The Government of Uruguay Monday announced a small reduction in the price of fuel at pumps due to the use -for the first time- of the new Import Parity Price (PPI) adjustment formula devised by the current administration.
It was the first reduction in the price of gasoline and diesel since the new adjustment scheme began in June, which takes as a reference the Import Parity Price (PPI) calculated by the Regulatory Unit of the Energy and Water Services (Ursea).
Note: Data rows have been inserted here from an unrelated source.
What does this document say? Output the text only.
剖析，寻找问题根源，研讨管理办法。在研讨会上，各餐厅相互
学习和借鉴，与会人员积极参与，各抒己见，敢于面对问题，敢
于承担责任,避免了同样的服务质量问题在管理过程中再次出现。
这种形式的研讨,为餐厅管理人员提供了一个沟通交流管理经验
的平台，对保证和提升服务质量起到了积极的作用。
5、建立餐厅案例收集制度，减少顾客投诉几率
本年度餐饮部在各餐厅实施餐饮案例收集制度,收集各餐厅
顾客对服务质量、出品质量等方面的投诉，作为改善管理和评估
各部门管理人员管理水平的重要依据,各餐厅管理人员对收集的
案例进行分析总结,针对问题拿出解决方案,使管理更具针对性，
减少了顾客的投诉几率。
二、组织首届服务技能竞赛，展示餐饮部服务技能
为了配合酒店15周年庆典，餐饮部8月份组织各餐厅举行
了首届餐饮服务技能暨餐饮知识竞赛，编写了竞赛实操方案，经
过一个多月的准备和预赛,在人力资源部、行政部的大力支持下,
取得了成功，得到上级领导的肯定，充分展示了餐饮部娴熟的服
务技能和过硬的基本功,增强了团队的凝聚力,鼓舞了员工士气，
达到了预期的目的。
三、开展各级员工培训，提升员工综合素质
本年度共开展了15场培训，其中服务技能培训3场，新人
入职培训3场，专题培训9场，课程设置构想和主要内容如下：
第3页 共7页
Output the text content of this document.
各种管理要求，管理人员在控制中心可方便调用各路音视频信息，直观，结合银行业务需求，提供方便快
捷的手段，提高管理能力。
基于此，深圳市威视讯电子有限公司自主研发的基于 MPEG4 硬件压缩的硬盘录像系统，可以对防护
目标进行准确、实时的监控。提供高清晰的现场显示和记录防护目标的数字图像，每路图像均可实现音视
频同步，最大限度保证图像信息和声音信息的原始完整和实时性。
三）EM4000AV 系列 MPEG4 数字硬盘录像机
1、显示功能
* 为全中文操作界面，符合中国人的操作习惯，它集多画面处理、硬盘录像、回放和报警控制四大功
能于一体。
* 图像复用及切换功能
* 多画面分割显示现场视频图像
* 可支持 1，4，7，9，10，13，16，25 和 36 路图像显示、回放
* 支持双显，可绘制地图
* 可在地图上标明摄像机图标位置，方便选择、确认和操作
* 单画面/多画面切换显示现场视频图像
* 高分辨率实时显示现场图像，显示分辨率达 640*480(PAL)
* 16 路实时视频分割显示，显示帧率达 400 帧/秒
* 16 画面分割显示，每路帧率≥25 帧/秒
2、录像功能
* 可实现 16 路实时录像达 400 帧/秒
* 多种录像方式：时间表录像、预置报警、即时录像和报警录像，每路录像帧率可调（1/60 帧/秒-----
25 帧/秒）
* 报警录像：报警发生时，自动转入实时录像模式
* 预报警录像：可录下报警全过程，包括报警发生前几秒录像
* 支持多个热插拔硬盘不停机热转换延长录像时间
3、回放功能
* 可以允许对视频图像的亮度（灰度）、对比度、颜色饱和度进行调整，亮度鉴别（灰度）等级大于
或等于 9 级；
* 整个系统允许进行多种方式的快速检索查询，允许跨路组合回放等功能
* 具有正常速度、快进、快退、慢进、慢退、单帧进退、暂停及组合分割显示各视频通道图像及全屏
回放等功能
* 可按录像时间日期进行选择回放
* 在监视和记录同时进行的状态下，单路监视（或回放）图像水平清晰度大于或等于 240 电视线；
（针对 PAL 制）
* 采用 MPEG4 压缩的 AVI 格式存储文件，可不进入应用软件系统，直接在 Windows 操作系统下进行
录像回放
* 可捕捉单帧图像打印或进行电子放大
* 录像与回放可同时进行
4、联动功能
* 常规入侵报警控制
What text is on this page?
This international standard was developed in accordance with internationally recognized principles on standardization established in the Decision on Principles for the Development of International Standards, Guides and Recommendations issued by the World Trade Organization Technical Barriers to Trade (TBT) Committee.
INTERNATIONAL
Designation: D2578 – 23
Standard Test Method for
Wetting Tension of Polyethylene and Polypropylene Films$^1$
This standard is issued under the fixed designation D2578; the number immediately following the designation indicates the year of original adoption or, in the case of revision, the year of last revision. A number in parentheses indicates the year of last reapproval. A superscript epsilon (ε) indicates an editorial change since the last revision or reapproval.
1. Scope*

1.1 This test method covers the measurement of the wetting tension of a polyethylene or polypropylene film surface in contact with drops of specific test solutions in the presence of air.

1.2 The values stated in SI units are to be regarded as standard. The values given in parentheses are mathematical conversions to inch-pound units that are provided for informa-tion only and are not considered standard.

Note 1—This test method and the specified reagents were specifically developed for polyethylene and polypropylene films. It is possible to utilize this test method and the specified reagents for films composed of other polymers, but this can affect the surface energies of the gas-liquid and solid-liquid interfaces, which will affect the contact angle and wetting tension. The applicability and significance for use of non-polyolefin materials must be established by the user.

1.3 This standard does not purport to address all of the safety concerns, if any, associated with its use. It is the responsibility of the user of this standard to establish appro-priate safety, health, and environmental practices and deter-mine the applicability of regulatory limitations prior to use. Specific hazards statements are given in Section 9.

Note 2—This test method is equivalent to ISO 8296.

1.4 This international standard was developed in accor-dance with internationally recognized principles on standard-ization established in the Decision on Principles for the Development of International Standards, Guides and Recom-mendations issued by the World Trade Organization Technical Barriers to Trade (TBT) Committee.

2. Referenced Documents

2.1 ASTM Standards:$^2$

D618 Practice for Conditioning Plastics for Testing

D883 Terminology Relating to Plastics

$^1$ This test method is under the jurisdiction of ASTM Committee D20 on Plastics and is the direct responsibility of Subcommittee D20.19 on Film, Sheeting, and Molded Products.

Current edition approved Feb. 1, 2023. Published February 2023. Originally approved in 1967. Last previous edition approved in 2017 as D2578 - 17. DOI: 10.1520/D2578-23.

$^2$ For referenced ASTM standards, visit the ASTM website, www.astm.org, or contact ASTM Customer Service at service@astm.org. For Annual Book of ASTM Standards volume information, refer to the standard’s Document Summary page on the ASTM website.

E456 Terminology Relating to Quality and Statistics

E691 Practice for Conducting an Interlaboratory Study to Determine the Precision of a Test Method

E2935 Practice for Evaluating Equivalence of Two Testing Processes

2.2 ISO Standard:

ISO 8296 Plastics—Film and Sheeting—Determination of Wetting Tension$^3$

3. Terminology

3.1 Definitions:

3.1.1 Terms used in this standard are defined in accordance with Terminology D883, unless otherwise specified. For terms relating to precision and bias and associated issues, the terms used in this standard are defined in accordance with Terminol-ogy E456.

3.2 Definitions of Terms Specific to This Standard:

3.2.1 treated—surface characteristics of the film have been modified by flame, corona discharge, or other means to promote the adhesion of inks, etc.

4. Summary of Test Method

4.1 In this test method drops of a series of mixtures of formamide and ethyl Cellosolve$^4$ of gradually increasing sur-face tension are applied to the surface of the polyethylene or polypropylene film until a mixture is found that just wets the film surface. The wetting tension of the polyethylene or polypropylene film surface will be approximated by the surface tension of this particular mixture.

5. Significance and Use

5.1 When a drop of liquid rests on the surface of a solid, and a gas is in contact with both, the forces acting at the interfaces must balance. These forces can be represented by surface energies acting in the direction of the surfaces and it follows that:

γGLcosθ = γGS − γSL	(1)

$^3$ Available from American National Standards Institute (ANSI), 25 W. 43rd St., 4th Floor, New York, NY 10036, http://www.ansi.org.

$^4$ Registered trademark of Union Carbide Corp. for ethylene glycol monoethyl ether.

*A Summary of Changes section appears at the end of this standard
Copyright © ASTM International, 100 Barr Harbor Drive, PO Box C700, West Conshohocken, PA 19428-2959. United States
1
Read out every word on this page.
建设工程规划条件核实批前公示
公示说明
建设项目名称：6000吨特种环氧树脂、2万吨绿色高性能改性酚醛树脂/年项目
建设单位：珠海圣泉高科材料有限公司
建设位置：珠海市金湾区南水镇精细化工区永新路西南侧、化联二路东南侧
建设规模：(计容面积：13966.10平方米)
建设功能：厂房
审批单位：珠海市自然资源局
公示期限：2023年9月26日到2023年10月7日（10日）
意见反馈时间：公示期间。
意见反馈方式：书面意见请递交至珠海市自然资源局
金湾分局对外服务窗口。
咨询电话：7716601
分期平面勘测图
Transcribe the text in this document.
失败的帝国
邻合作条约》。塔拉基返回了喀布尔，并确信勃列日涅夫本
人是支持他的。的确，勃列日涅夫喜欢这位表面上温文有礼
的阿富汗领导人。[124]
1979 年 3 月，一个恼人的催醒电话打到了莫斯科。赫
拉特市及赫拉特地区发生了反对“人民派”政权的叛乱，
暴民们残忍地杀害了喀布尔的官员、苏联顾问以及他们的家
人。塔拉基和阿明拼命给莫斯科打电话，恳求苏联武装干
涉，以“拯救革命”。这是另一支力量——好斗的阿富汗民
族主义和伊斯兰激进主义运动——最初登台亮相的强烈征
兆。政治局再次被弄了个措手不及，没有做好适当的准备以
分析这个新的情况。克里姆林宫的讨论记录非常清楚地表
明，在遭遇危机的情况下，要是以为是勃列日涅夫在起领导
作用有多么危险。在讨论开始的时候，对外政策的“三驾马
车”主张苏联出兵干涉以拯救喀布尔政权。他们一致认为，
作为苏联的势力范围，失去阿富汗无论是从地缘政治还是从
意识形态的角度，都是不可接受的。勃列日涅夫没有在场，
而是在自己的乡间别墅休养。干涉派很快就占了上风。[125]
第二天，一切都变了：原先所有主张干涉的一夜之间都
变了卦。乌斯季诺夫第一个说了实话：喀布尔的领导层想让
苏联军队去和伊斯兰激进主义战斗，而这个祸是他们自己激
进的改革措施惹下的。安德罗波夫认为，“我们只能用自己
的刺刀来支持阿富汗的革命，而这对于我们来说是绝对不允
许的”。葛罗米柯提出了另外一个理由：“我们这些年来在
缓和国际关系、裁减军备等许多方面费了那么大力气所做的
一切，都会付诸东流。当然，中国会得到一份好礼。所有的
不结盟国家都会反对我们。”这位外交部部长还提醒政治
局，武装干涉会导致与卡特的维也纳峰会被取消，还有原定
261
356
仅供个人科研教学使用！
Starting September 1, one liter of Super gasoline will go down from UY $ 70.8 (US $ 1.66) to UY $ 70.41 (US $ 1.65), while diesel falls from UY $ 50.7 (US $ 1.19) to 49.94 (US $ 1.17) and Premium gasoline descends from UY $ 72.75 (US $ 1.71) to UY $ 72.34 (US $ 1.7), a reduction of 0.55%; 1.5% and 0.56% respectively.
Before the PPI system was introduced to adjust prices each month, there had been an increase of 12% on average in June, 0.5% in gasoline and 0.9% in diesel in July, and of 7.6 % and 10.9% respectively at the beginning of August.
The PPI is a formula expressing how much it would cost to supply the local market under the same conditions as the state oil company (Ancap). Last Friday, Ursea had issued a report which the Executive took into account to determine the new values.
The Ursea data, which calculates the price at the exit of the Ancap refining plant – that is, without the taxes associated with the price or the margins of freight, distributors and service stations – showed that the PPI of Super naphtha fell 0.76% last month, Premium fell 0.79% and Diesel oil fell 2.15%.
Although the PPI and the pump value should supposedly follow the same trend, there is no direct transfer in percentage terms because when the costs of the secondary chain are added – what happens outside of Ancap – slight variations may occur.
According to a new decree published over the weekend, the Government introduced some changes to the PPI formula. Instead of the value of crude from the 16th of one month to the 15th of the next, now authorities will have to measure it between the 26th of one month to the 25th of the next.
The measure was said to be aimed at bringing down the time gap between the Ursea report and the change in pump prices, to avoid speculation among market players and consumers.
The PPI is also not linked to the barrel of Brent crude traded on international markets, but rather to the FOB value of gasoline and diesel from the refinery.
Uruguay’s Ministry of Industry, Energy and Mining (MIEM) said in a statement that “the monthly reduction [of fuels] responds to a decline in refined products on the Gulf (of Mexico) Coast -which represent more than 80% of the PPI- derived from the fall in the price of oil.”
The new adjustment system arises from the controversial Law of Urgent Consideration (LUC) which the opposition wants to be repealed through a referendum. The LUC “guarantees that the real evolution of fuel price costs, both downward and upward, will be reflected in the values to the public, eliminating fiscal discretion.”
Ursea director on behalf of the opposition Broad Front (FA), Roberto Chiazzaro explained that without the change in dates, that is if things had been measured according to changes between July 16 and August 15, “there would have been a minimal upward variation” of the PPI. Hence, without the decree, the first reduction in the price of fuel with the new scheme would not have taken place.
Chiazzaro also said that the PPI was “not a useful tool” to take as a reference each month, because it transfers oil fluctuations to the domestic market. Instead, he said that this calculation should be used as a theoretical reference to compare with the prices at which Ancap sells -as was done under FA governments- but keeping adjustments to the public more widely spaced in time.
He also stressed that the monthly variation in prices has an impact on Ancap’s finances because between the time Ancap buys crude and sells it once refined the prices at pumps may not reflect the actual cost of the product.